In [1]:
from scipy.sparse import hstack, csr_matrix
from tqdm import tqdm
import numpy as np
import pandas as pd
import re

from collections import Counter
from collections import defaultdict
from scipy import sparse
from scipy.stats import uniform

import matplotlib.pyplot as plt
import seaborn as sns

import torch
import torch.nn as nn
import torch.optim as optim
from torch.utils.data import DataLoader, TensorDataset
from sklearn.metrics import f1_score

sns.set_style("whitegrid")

# Part 1: Representing Text Data

In [2]:
df_train = pd.read_csv("data/train.csv")
df_dev = pd.read_csv("data/dev.csv")
df_test = pd.read_csv("data/test.csv")

## Task 1.1: Tokenization

In [3]:
stop_words = {
    'ourselves', 'hers', 'between', 'yourself', 'but', 'again', 'there', 'about', 
    'once', 'during', 'out', 'very', 'having', 'with', 'they', 'own', 'an', 'be', 
    'some', 'for', 'do', 'its', 'yours', 'such', 'into', 'of', 'most', 'itself', 
    'other', 'off', 'is', 's', 'am', 'or', 'who', 'as', 'from', 'him', 'each', 
    'the', 'themselves', 'until', 'below', 'are', 'we', 'these', 'your', 'his', 
    'through', 'don', 'nor', 'me', 'were', 'her', 'more', 'himself', 'this', 'down', 
    'should', 'our', 'their', 'while', 'above', 'both', 'up', 'to', 'ours', 'had', 
    'she', 'all', 'no', 'when', 'at', 'any', 'before', 'them', 'same', 'and', 
    'been', 'have', 'in', 'will', 'on', 'does', 'yourselves', 'then', 'that', 
    'because', 'what', 'over', 'why', 'so', 'can', 'did', 'not', 'now', 'under', 
    'he', 'you', 'herself', 'has', 'just', 'where', 'too', 'only', 'myself', 
    'which', 'those', 'i', 'after', 'few', 'whom', 't', 'being', 'if', 'theirs', 
    'my', 'against', 'a', 'by', 'doing', 'it', 'how', 'further', 'was', 'here', 'than',
    '<h>', '</h>'
}

stop_punctuations = '''!"#$%&'()*+,-./:;<=>?@[\]^_`{|}~—'''

In [4]:
def tokenize(text):
    # Split the text by whitespace and return the list of tokens
    return text.split()

def better_tokenize(input_str, punctuations=stop_punctuations, stopwords=stop_words):
    # Remove line breaks and filter out <> enclosed text
    cleaned_str = re.sub(r'\n|\<[^<>]*\>', '', input_str)

    # Remove punctuations
    for punctuation in punctuations:
        cleaned_str = cleaned_str.replace(punctuation, '')
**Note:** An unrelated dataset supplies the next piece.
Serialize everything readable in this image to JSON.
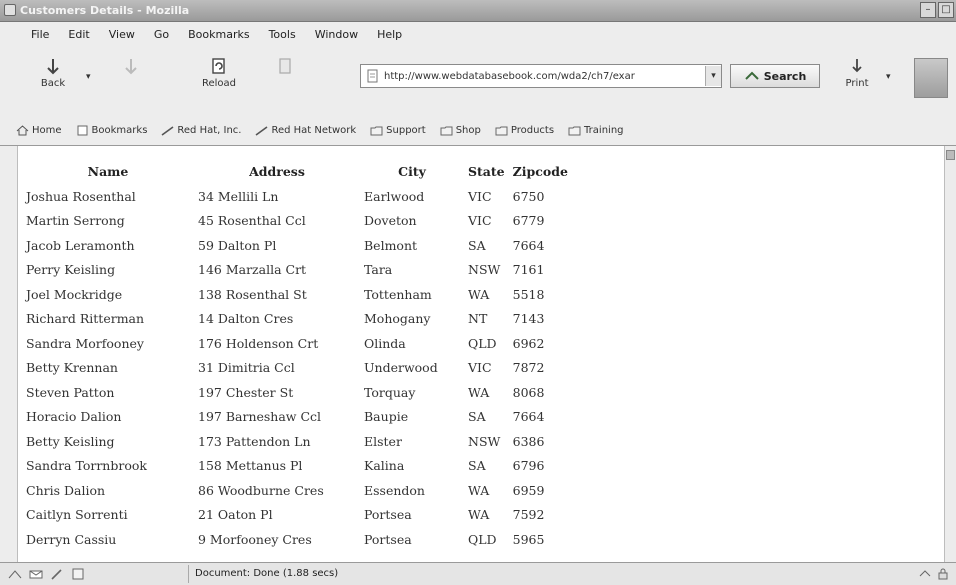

    # Convert to lowercase and split into words
    words = cleaned_str.lower().split()

    # Filter out stopwords
    filtered_words = filter(lambda word: word not in stopwords, words)

    return list(filtered_words)

In [5]:
input_str = "Your sample text goes here."
tokens = better_tokenize(input_str)
print(tokens)

['sample', 'text', 'goes']


## Task 1.2: Building the Term-Document Matrix

In [6]:
def build_term_freq_dict(dataframe, text_col, min_freq=2, tokenize_function=better_tokenize):
    term_counter = Counter()

    # Iterate through each document and update term frequencies
    for document in dataframe[text_col]:
        terms = tokenize_function(document)
        term_counter.update(terms)

    # Retain terms that meet the minimum frequency threshold
    filtered_terms = {term: freq for term, freq in term_counter.items() if freq >= min_freq}

    return filtered_terms

# Example usage
term_dictionary = build_term_freq_dict(df_train, 'text', 10)

In [7]:
# def createCompressedSparseRowMatrix(documents, vocab={}, frequencyFilter=term_dictionary):
#     rowStart = [0]
#     colIndices = []
#     values = []
# 
#     print("Constructing compressed sparse row (CSR) matrix...")
#     for document in tqdm(documents):
#         for word in document:
#             if word in frequencyFilter:  # Exclude terms with low frequency
#                 wordIndex = vocab[word] if word in vocab else len(vocab)
#                 vocab[word] = wordIndex
#                 colIndices.append(wordIndex)
#                 values.append(1)
#         rowStart.append(len(colIndices))
# 
#     csrMatrix = sparse.csr_matrix((values, colIndices, rowStart), dtype=int)
#     return csrMatrix, vocab

In [8]:
def createCompressedSparseRowMatrix(documents, vocab=None, frequencyFilter=term_dictionary):
    rowStart = [0]
    colIndices = []
    values = []
    new_vocab = {}
    if vocab is None:
        print("Constructing compressed sparse row (CSR) matrix...")
        for document in tqdm(documents):
            for word in document:
                if word in frequencyFilter:  # Exclude terms with low frequency
                    wordIndex = new_vocab[word] if word in new_vocab else len(new_vocab)
                    new_vocab[word] = wordIndex
                    colIndices.append(wordIndex)
                    values.append(1)
            rowStart.append(len(colIndices))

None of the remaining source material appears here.